I took the new girl under my wing, as much as anybody did. It wasn’t that I was particularly kind, but rather that I didn’t engage in wanton acts of pack-cruelty like the majority of my classmates. I didn’t find her particularly interesting or fun, but neither did I want her to be an outcast, so I tolerated her, and she was at least tacitly accepted into my close-knit group of friends. I like to think this made her school days bearable, at least for that short time.

*** ***

Once, I’d stayed the night at her house. That had been a strange experience. She had younger twin sisters who were bright and bonny with shining blonde hair. They were ‘normal’ and their sister wasn’t; that’s how their parents obviously felt about it. Her father especially (an ugly man who looked like an inbreed) was a big fan of normality. I got the impression he had tried to bully her into it, maybe worse (though the ‘worse’ part didn’t occur to me until much later). He’d spotted straight away I wasn’t normal (I got up at least twice through the night to use the toilet, and he’d made a big deal of it) and after this (to my relief) I hadn’t been invited back.

*** ***

Soon after the time I’d visited her house, she was pulled out of our school. It turned out she’d had an eating disorder (though you wouldn’t have known it to look at her, I thought to myself, with burgeoning teenage bitchiness: I was just beginning to develop one myself, and had wondered what was the point, if it didn’t make you any thinner?) She’d taken some kind of an overdose and been sent to a mental institution. This had come as a surprise, even to me. I’d only thought that she’d been quiet and reserved; I’d been blind to her quiet desperation.

Some months later, we learned the second overdose had been successful. She’d killed herself at the age of fifteen.
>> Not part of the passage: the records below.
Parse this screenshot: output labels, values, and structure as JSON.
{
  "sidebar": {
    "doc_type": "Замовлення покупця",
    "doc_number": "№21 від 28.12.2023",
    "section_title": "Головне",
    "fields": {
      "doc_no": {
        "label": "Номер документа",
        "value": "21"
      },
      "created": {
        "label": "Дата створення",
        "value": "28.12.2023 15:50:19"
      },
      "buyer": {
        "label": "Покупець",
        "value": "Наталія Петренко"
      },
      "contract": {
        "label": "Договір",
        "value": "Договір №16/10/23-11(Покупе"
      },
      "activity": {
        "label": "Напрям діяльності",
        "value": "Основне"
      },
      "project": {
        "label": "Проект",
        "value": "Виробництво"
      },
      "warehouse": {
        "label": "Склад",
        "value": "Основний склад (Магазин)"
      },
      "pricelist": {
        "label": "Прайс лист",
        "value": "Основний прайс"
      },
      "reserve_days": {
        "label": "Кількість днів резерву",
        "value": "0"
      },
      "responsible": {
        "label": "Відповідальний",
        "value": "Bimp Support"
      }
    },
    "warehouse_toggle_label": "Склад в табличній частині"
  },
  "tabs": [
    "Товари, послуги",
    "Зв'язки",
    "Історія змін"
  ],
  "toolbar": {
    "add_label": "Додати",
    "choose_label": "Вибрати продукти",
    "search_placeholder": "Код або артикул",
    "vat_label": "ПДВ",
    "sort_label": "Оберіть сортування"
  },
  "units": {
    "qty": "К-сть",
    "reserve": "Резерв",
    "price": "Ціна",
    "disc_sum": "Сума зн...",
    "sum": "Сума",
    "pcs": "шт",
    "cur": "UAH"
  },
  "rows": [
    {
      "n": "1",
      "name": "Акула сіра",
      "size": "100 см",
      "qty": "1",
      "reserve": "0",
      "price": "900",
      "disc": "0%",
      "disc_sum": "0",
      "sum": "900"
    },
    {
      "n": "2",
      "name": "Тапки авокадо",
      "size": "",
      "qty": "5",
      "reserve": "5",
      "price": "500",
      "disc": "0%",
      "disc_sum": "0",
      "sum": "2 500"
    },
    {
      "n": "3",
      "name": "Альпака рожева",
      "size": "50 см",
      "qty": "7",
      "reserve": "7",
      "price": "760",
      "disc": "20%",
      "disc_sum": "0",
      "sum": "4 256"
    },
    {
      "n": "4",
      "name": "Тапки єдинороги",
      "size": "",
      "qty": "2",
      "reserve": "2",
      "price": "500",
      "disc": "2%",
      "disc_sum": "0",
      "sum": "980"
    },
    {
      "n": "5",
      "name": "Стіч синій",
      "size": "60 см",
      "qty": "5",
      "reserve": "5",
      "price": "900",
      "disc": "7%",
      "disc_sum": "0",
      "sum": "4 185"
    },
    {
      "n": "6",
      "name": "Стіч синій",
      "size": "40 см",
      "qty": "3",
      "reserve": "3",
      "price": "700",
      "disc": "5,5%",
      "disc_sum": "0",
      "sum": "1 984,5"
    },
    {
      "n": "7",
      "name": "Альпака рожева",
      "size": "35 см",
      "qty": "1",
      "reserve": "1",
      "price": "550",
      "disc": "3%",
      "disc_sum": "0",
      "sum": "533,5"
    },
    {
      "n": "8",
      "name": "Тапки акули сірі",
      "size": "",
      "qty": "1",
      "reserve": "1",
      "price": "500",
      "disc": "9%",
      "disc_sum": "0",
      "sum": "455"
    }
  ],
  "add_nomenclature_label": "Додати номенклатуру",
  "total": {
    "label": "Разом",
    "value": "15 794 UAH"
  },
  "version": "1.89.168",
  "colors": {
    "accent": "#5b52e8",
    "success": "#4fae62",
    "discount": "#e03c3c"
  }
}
No-one who heard this news said very much about it then, nor have we since. I only thought back to a time she’d eaten copper sulphate crystals in Chemistry class, then showed us her blue tongue and laughed. I’d thought it an act of attention seeking silliness at the time, but looking back, I realise that even small acts such as this, though they’d seemed frivolous, had been a cry for help, and nobody had heard it.